BATTLE BEAST – Unholy Savior

BATTLE BEAST - Unholy Savior

Battle Beast is a band from Finland that has won a couple of Wacken Open Air contests in the past. This fact seems to follow the power metal band wherever they go, and it is hard to fault them for it. The contest draws together winners from each participating country, after an initial battle (what is a battle?), for a 20 minute performance during a side event at Wacken Open Air, which is judged by three “industry” insiders. The bands are responsible for their own travel and have to fight against other winners like some futuristic death match. Battle Beast won the 2010 contest, which may have been responsible for another victory in a local radio competition shortly after. In 2013, the band signed with Nuclear Blast and has been enjoying the spoils of a major(ish) label ever since. The backstory of Battle Beast is an honest to goodness tale of hard work and perseverance to climb to the top. If there was any sort of role model other power metal bands could look to, it would be Battle Beast. Let us just hope their new album is living up to their history and lore.

Battle Beast has, predictably, gotten more glossy as time has gone on. Additionally, the year 2013 saw a lineup change for the band, which separates the old Battle Beast from what it is today. Battle Beast, today, toes the line between a decent, yet uninteresting, variety of symphonic metal and a vibrant torchbearer for old school speed and power metal. Unholy Savior manages to combine both elements, good and bad, in songs that are expected but enjoyable. I would almost say that familiarity is a benefit for Battle Beast, yet Unholy Savior manages to throw in twists that make the record nothing short of entertaining. It is hard to fault a band who has had a similar lion-like figure fighting some futuristic and/or classical foe on each of their covers.

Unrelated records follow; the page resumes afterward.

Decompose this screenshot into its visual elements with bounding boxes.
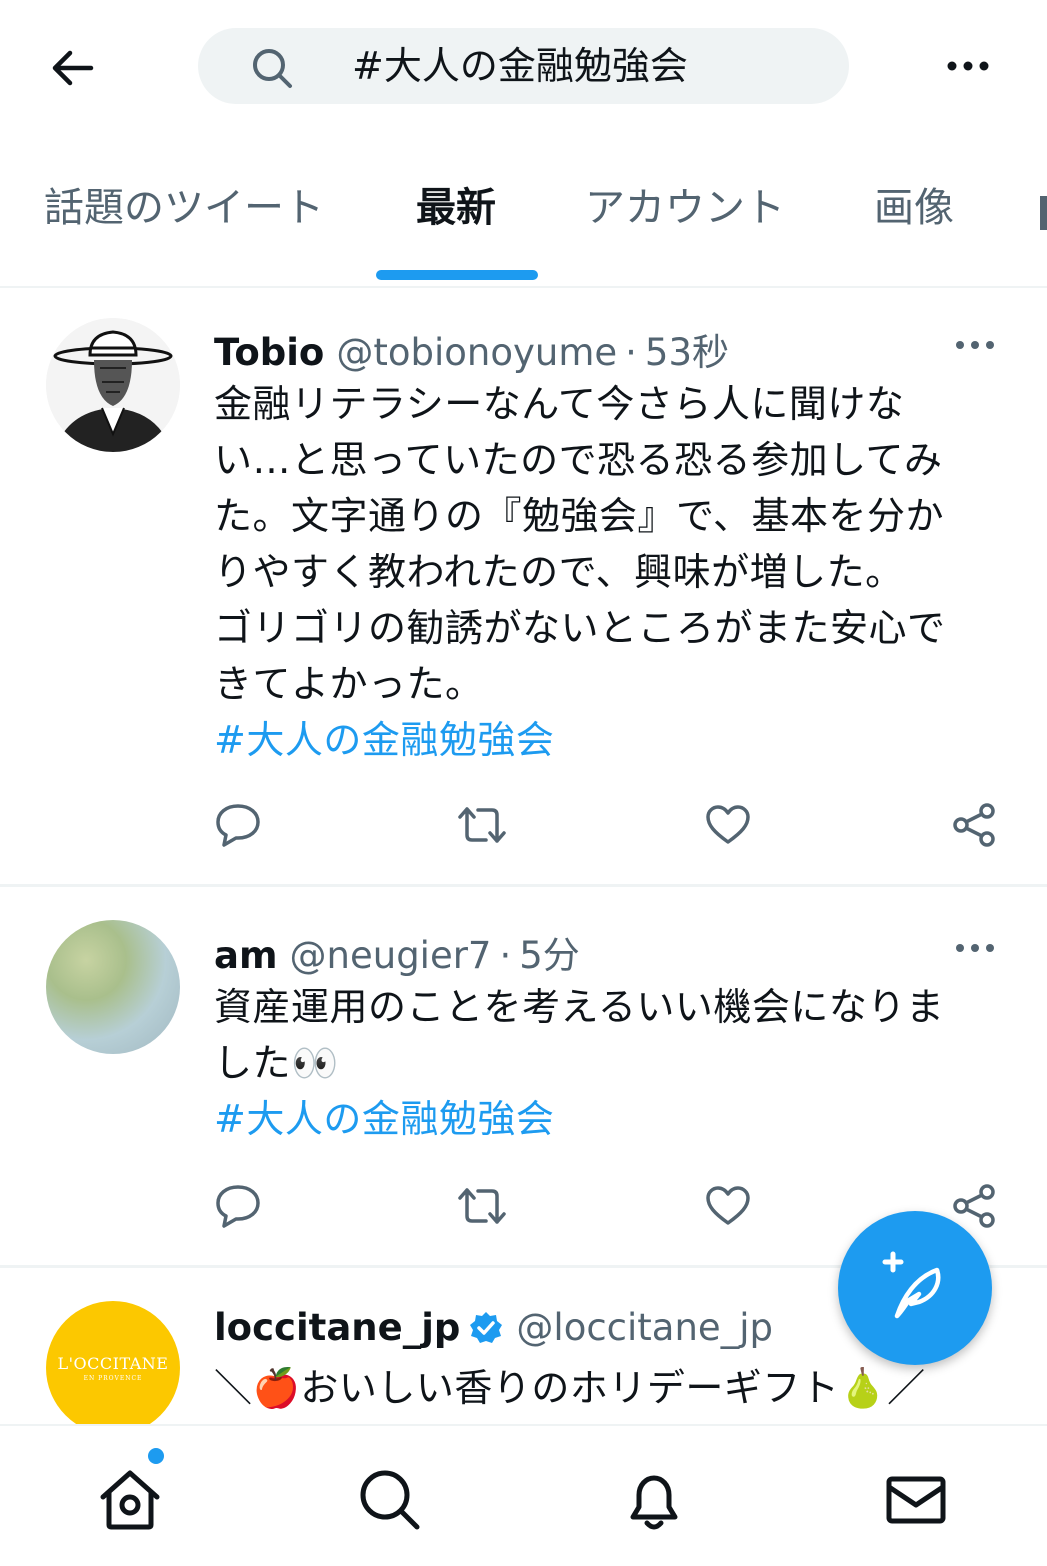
like-button[interactable] xyxy=(698,795,758,855)
reply-button[interactable] xyxy=(208,1176,268,1236)
tweet-text-line: た。文字通りの『勉強会』で、基本を分か xyxy=(214,494,944,538)
timestamp[interactable]: 5分 xyxy=(519,934,580,977)
back-button[interactable] xyxy=(44,40,100,96)
nav-explore[interactable] xyxy=(350,1460,430,1540)
tweet-text-line: ゴリゴリの勧誘がないところがまた安心で xyxy=(214,606,946,650)
tweet-text-line: りやすく教われたので、興味が増した。 xyxy=(214,550,904,594)
tweet-header: am @neugier7 · 5分 xyxy=(214,925,580,979)
hashtag-link[interactable]: #大人の金融勉強会 xyxy=(214,1091,1004,1147)
retweet-icon xyxy=(456,805,508,845)
tweet-text-line: した👀 xyxy=(214,1041,339,1085)
tweet[interactable]: Tobio @tobionoyume · 53秒 金融リテラシーなんて今さら人に聞けな… xyxy=(0,288,1047,884)
tab-top[interactable]: 話題のツイート xyxy=(44,178,324,238)
tweet-header: loccitane_jp @loccitane_jp xyxy=(214,1306,773,1349)
tweet-header: Tobio @tobionoyume · 53秒 xyxy=(214,322,729,376)
nav-home[interactable] xyxy=(90,1460,170,1540)
separator-dot: · xyxy=(625,331,637,374)
retweet-button[interactable] xyxy=(452,795,512,855)
more-horizontal-icon xyxy=(955,943,995,953)
tab-images[interactable]: 画像 xyxy=(874,178,954,238)
tweet-text-line: 資産運用のことを考えるいい機会になりま xyxy=(214,985,945,1029)
search-query: #大人の金融勉強会 xyxy=(352,44,688,88)
mail-icon xyxy=(881,1465,951,1535)
arrow-left-icon xyxy=(50,50,94,86)
compose-feather-icon xyxy=(875,1248,955,1328)
search-tabs: 話題のツイート 最新 アカウント 画像 xyxy=(0,150,1047,288)
home-icon xyxy=(95,1465,165,1535)
avatar-brand-text: L'OCCITANE xyxy=(57,1354,169,1373)
overflow-menu-button[interactable] xyxy=(940,46,996,86)
nav-notifications[interactable] xyxy=(614,1460,694,1540)
tweet-text: 資産運用のことを考えるいい機会になりま した👀 #大人の金融勉強会 xyxy=(214,979,1004,1147)
reply-icon xyxy=(214,802,262,848)
bell-icon xyxy=(619,1465,689,1535)
retweet-icon xyxy=(456,1186,508,1226)
heart-icon xyxy=(704,1185,752,1227)
tweet-more-button[interactable] xyxy=(950,933,1000,963)
display-name[interactable]: loccitane_jp xyxy=(214,1306,460,1349)
separator-dot: · xyxy=(499,934,512,977)
like-button[interactable] xyxy=(698,1176,758,1236)
tweet-text-line: 金融リテラシーなんて今さら人に聞けな xyxy=(214,382,905,426)
tweet-text-line: きてよかった。 xyxy=(214,662,484,706)
active-tab-indicator xyxy=(376,270,538,280)
home-unread-indicator xyxy=(148,1448,164,1464)
more-horizontal-icon xyxy=(946,60,990,72)
verified-badge-icon xyxy=(468,1310,504,1346)
tab-latest[interactable]: 最新 xyxy=(416,178,496,238)
user-handle[interactable]: @loccitane_jp xyxy=(516,1306,773,1349)
share-icon xyxy=(951,802,997,848)
retweet-button[interactable] xyxy=(452,1176,512,1236)
user-handle[interactable]: @tobionoyume xyxy=(336,331,617,374)
tweet-more-button[interactable] xyxy=(950,330,1000,360)
search-icon xyxy=(355,1465,425,1535)
tweet[interactable]: am @neugier7 · 5分 資産運用のことを考えるいい機会になりま した👀 #… xyxy=(0,887,1047,1265)
avatar[interactable] xyxy=(46,920,180,1054)
tweet-text: 金融リテラシーなんて今さら人に聞けな い…と思っていたので恐る恐る参加してみ た… xyxy=(214,376,1004,768)
timestamp[interactable]: 53秒 xyxy=(645,331,729,374)
share-icon xyxy=(951,1183,997,1229)
bottom-navigation xyxy=(0,1424,1047,1566)
display-name[interactable]: am xyxy=(214,934,278,977)
search-input[interactable]: #大人の金融勉強会 xyxy=(198,28,849,104)
tab-overflow-hint xyxy=(1040,196,1047,230)
share-button[interactable] xyxy=(944,795,1004,855)
tweet-text: ＼🍎おいしい香りのホリデーギフト🍐／ xyxy=(214,1360,1004,1416)
nav-messages[interactable] xyxy=(876,1460,956,1540)
reply-icon xyxy=(214,1183,262,1229)
tab-accounts[interactable]: アカウント xyxy=(585,178,785,238)
avatar[interactable]: L'OCCITANE EN PROVENCE xyxy=(46,1301,180,1424)
reply-button[interactable] xyxy=(208,795,268,855)
display-name[interactable]: Tobio xyxy=(214,331,324,374)
top-app-bar: #大人の金融勉強会 xyxy=(0,0,1047,140)
compose-tweet-button[interactable] xyxy=(838,1211,992,1365)
user-handle[interactable]: @neugier7 xyxy=(290,934,492,977)
avatar[interactable] xyxy=(46,318,180,452)
hashtag-link[interactable]: #大人の金融勉強会 xyxy=(214,712,1004,768)
tweet-text-line: ＼🍎おいしい香りのホリデーギフト🍐／ xyxy=(214,1366,926,1410)
tweet-text-line: い…と思っていたので恐る恐る参加してみ xyxy=(214,438,943,482)
search-icon xyxy=(250,46,294,90)
heart-icon xyxy=(704,804,752,846)
avatar-brand-subtext: EN PROVENCE xyxy=(83,1375,143,1382)
more-horizontal-icon xyxy=(955,340,995,350)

At the lowest points, Battle Beast is a comical cheesefest that seems to participate in its own revelry. The closing cover of “Push it to the Limit” is so absurd that it is hard to not to see the band grinning from ear to ear. At their best, the band is so genuine and confident in their approach that it is also difficult to fault them for trying. Closing the record is the ballad “The Angel Cry,” which is the third ballad on the record. Even by the end, the wails and cries of Noora Louhimo never feel forced or dull. Combine this with an even mixture of 80’s speed worship and symphonic dedication, and one has a record that is surprising and frightful in its ability to satisfy.